We train the model to minimize loss of this fuction in a maximum of 500 epochs, or until 30 epochs provives no improvement on a validation set.
model = tf.keras.models.Sequential([
tf.keras.layers.Dense(120, activation='tanh',
activity_regularizer=tf.keras.regularizers.L2(0.001)),
tf.keras.layers.Dropout(0.20),
tf.keras.layers.Dense(
80, activity_regularizer=tf.keras.regularizers.L2(0.001)),
tf.keras.layers.Dropout(0.20),
tf.keras.layers.Dense(
20, activity_regularizer=tf.keras.regularizers.L2(0.001)),
tf.keras.layers.Softmax()
])
model.compile(loss=tf.keras.losses.SparseCategoricalCrossentropy(),
optimizer='adam', metrics=['accuracy'])
model.fit(x=X_train, y=y_train, validation_split=0.12, epochs=500, callbacks=[
tf.keras.callbacks.EarlyStopping(monitor='val_loss', patience=30)])
Results:
model.evaluate(X_train, y_train)
3524/3524 [==============================] - 4s 1ms/step - loss: 1.9756 - accuracy: 0.3527
[1.9755834341049194, 0.3526991307735443]
model.evaluate(X_test, y_test) 266/266 [==============================] - 0s 1ms/step - loss: 2.0323 - accuracy: 0.3366
[2.0323143005371094, 0.33659282326698303]

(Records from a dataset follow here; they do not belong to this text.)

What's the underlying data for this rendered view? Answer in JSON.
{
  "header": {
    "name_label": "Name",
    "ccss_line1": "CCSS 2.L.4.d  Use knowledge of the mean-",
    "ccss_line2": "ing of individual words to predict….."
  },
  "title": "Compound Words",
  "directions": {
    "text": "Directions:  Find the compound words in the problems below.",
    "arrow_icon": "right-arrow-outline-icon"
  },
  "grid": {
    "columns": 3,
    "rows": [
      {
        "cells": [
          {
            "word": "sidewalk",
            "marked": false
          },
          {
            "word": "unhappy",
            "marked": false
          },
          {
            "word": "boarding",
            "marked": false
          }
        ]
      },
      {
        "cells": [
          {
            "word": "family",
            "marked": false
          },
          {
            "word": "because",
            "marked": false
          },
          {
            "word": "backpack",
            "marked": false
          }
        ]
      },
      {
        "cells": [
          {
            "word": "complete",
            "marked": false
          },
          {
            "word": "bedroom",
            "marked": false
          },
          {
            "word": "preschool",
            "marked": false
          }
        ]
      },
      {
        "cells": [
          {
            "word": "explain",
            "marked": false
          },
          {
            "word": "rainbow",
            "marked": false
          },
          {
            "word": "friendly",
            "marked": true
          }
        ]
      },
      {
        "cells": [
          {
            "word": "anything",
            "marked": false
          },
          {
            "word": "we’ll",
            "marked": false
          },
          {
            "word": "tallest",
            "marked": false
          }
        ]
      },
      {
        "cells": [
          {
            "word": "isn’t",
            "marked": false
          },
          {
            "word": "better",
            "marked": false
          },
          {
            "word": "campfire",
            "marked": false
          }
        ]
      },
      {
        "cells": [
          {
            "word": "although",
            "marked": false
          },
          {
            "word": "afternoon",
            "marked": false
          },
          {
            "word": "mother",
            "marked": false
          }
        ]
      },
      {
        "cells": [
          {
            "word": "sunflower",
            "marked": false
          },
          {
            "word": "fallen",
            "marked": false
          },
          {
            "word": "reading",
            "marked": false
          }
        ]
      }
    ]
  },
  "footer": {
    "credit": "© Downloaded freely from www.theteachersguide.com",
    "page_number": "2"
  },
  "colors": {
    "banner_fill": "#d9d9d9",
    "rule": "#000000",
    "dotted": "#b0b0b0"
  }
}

# example strategies using predictions on the test set
test_data[(test_data.pred_proba > 1.15 * test_data.implied_proba) & (test_data.pred_proba > 0.2)].groupby('win')['win_pay'].agg('sum')
win
False -305000.0
True 312920.0
test_data[(test_data.pred_proba > 1.15 * test_data.implied_proba) & (test_data.pred_proba > 0.25)].groupby('win')['win_pay'].agg('sum')
win
False -173200.0
True 200530.0
So in the long run, the model produces positive returns. The caveat is that "Implied Probability" is a post-hoc variable only available to us after a race. We can approximate this variable by using live odds close to race time as a substitute, but odds can change pretty quickly, and the slight edge of ~5% we might have erodes in realistic scenarios.